Which ethnicity best describes you? White? Asian? Black or African American? Native American? Other? When completing an application or survey, we pick a category we align with and tick a box. For many Americans, it is an exercise that requires little thought. But what happens when everyone around you views you as a black American, but your multicultural heritage doesn’t match the narrow understanding of that category?
Patrice Gopo spent her formative years in Anchorage, Alaska, growing up as a black American, but her Jamaican parents had little experience in what it means to be black in America. Patrice was often the only child of color in her classrooms, activities, and friendship circles. Feelings of being different are occasional twinges for some, but for Patrice this was the reality of her everyday life. She had to grapple with the mixture of identities that swirled together and formed her—a journey at once both common to people and particular to her background.

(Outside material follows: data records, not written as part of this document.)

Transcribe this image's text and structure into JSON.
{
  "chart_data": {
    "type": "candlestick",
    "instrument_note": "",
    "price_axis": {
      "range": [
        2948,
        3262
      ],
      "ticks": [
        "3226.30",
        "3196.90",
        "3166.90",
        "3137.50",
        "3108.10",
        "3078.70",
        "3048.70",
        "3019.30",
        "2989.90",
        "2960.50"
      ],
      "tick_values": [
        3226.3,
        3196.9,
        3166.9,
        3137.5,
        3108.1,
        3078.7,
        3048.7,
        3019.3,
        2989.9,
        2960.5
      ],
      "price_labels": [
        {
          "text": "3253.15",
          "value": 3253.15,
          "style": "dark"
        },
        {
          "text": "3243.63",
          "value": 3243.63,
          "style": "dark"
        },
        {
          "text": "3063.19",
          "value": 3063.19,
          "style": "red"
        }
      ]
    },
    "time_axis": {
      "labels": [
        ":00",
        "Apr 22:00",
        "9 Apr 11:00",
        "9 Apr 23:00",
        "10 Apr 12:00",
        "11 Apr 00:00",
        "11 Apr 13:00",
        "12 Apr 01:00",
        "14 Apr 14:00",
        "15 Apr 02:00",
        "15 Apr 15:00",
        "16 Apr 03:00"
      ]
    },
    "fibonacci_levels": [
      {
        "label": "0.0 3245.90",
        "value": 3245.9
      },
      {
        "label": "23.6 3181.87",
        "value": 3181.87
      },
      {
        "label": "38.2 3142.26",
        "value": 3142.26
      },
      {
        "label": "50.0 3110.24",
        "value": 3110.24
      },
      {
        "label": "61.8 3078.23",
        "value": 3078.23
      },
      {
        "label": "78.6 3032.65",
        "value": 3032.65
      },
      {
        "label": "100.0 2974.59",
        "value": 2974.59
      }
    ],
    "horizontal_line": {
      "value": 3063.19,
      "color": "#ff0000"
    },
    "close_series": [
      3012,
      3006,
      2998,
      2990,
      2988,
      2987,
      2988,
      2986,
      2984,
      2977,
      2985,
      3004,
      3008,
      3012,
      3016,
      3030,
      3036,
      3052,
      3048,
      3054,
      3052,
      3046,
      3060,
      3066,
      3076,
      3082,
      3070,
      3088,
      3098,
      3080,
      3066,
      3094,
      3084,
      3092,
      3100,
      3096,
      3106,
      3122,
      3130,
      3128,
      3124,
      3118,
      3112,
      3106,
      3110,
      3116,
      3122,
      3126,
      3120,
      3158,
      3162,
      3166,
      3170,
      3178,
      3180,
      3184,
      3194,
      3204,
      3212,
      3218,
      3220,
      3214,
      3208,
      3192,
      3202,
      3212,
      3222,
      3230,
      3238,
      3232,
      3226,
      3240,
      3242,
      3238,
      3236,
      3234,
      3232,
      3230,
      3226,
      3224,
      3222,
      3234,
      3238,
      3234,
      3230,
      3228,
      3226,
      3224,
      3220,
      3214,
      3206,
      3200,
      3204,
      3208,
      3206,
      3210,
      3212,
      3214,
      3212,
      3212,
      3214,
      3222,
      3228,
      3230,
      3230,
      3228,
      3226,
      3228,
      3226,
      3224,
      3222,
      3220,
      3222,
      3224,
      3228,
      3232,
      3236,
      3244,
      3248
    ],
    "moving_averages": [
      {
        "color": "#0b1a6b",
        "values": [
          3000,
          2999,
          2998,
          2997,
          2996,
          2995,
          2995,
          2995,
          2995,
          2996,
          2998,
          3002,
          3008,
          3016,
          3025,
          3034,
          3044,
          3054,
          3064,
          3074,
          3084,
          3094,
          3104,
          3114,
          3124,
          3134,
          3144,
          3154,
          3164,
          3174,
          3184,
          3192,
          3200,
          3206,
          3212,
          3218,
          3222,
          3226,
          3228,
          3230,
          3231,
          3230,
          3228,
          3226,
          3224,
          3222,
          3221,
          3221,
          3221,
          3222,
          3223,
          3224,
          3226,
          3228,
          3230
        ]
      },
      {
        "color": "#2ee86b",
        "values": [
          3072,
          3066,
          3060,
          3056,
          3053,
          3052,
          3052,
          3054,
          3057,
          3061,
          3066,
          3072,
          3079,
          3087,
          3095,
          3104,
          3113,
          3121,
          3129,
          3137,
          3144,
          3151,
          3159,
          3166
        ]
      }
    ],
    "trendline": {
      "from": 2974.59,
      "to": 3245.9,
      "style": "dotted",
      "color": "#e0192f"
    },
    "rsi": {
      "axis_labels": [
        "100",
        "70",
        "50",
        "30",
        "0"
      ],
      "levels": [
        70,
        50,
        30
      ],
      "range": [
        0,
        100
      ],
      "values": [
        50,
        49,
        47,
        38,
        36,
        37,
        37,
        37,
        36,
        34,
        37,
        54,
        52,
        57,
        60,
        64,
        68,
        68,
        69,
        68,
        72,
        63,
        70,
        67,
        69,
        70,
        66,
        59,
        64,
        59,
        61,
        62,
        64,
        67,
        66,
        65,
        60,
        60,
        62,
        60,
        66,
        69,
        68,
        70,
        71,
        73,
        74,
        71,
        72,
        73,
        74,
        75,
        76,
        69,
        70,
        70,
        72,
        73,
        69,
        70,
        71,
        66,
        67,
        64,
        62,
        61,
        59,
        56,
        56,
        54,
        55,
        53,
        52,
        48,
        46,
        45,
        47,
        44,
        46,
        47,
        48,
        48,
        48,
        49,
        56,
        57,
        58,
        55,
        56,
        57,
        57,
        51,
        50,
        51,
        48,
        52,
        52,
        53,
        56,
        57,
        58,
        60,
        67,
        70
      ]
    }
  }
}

In All the Colors We Will See, Patrice explores the idea of what it means to belong. In this poignant, poetic, and often courageous collection of personal essays, Patrice examines the complexities of identity formation in a modern world where cultures intersect and overlap. She seamlessly moves across the borders of space and time to create vivid and memorable portraits of the way movement and migration affected her quest for a sense of belonging. Through this journey of essays, Patrice writes about not only immigration and race relations but also topics such as societal beauty standards, marriage and divorce, and the complexities of living out a faith in God—concluding that the very differences dividing us might actually be what unite us within the vast definition of what it means to be human.